Convenceu-me. Aprendeu a língua com um músico russo seu vizinho e que lhe dava aulas de Violino. “Durante as aulas, o professor xingava-me em russo e eu queria entender o que ele dizia”. Foi assim que ele aprendeu.

“Violino, Alexandre? Mas você tocou, ainda toca?”, perguntei, sinceramente interessado.

“Agora toco violoncelo, gosto mais do som. Mas toco só de vez em quando. Quando tocava violino, e era mais jovem, cheguei a pedir um visto na embaixada da Rússia para ir estudar violino para o ‘Pequeno Bolshoi’ em Moscovo. Mas foi na altura dos momentos conturbados na Rússia, com o fim da Perestroika e do Gorbatchev”.

“É…a vida foi-me levando…”, repetiu.

Voltei para a obra, pensando na conversa, no que aprendi e do quanto deslocado me pareceu o Alexandre naquele lugar. Regressei mais tarde para retirar o carro. Fui ter com ele, fiz o pagamento e ele perguntou-me:

“Se eu lhe pedisse um Conselho, qual você daria?”

“Um conselho? Sobre que assunto?”, respondi, perguntando.

“Com a sua experiência, da sua vida, e pelo que conheceu hoje de mim, me dê um conselho qualquer, um que ache apropriado”, desafiou-me. Sim, senti a pergunta como um desafio. Aceitei-o:

“Alexandre, tente levar você a vida para que não seja sempre ela a lhe levar, para que você um dia se sinta no lugar que quer, que julga merecer e lhe faça sentido. Para que não seja sempre a vida a lhe levar”, atirei com uma convicção que eu próprio estranhei, mas que senti ter sido do agrado e de ter estado à altura daquele que me desafiou.

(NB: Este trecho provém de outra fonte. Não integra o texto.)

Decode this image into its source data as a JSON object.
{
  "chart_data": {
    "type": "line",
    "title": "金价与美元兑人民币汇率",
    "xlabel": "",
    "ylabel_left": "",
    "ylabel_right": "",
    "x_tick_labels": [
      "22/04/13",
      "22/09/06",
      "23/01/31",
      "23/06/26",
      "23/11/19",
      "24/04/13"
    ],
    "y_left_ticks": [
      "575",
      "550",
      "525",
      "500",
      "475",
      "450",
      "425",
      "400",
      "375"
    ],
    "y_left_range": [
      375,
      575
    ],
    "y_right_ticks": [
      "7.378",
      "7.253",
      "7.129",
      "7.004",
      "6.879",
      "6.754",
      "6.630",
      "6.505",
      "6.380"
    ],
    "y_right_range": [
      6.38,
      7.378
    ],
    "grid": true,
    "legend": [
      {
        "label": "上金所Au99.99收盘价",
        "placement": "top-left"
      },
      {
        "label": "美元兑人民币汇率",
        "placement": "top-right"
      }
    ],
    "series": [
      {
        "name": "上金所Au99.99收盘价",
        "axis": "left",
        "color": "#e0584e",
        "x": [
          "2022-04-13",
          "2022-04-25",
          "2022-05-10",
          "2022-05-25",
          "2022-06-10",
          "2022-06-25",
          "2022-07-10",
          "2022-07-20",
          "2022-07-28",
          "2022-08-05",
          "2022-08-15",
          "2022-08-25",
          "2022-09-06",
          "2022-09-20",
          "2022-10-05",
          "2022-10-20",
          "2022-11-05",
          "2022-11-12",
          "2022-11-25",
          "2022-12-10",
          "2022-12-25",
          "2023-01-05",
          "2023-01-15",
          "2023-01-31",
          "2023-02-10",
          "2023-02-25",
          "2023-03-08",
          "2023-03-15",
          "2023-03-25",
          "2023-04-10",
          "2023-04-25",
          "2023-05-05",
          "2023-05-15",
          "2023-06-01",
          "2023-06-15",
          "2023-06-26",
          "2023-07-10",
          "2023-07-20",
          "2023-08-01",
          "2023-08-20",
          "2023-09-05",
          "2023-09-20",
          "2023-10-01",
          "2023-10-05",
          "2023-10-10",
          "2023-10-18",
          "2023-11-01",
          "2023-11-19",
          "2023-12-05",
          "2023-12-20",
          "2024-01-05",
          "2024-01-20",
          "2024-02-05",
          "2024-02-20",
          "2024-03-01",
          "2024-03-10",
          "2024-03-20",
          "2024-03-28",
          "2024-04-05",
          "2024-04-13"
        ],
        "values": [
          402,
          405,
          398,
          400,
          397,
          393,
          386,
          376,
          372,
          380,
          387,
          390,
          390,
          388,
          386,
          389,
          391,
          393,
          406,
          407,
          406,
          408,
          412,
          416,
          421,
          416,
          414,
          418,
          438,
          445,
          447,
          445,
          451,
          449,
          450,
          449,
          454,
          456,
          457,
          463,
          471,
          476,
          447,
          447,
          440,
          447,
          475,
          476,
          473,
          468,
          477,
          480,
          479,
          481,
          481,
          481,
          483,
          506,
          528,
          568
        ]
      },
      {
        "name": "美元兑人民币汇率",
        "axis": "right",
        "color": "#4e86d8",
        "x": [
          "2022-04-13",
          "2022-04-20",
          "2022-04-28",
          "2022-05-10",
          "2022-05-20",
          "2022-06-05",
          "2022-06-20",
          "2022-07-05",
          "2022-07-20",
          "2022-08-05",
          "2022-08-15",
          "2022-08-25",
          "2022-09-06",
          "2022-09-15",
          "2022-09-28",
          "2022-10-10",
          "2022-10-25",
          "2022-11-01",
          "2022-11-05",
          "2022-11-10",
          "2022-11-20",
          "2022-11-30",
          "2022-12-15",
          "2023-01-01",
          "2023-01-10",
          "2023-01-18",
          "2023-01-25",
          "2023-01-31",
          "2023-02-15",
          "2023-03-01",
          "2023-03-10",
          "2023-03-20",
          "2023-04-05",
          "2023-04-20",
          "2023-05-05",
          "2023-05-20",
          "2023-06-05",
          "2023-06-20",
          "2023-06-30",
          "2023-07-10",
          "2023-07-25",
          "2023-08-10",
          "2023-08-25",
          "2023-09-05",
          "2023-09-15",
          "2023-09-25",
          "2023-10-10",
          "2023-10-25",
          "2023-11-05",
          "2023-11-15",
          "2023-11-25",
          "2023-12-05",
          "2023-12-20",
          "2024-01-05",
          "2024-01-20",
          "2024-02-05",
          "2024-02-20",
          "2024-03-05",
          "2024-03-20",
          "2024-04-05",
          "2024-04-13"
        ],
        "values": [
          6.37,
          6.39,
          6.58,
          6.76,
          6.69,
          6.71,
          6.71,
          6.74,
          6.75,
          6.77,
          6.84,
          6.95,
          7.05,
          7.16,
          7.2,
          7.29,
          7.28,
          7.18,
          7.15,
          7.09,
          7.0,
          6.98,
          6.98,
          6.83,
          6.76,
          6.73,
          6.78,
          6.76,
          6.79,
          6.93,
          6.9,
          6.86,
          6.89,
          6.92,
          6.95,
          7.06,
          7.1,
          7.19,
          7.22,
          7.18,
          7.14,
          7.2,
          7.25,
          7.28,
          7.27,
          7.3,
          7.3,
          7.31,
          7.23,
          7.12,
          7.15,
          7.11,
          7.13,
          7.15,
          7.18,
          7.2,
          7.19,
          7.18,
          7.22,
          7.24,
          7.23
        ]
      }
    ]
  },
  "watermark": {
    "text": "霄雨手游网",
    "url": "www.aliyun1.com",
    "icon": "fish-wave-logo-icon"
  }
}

Despediu-se de mim dizendo para eu ter paciência, “porque alguns brasileiros não têm uma boa imagem dos portugueses”. “É uma questão de educação, e aqui falta muita!”, rematou, sem me ouvir dizer que esse tipo de educação falta em todos os países, inclusive no meu.

É, existe gente fora do lugar. O Alexandre está, claramente, fora do lugar.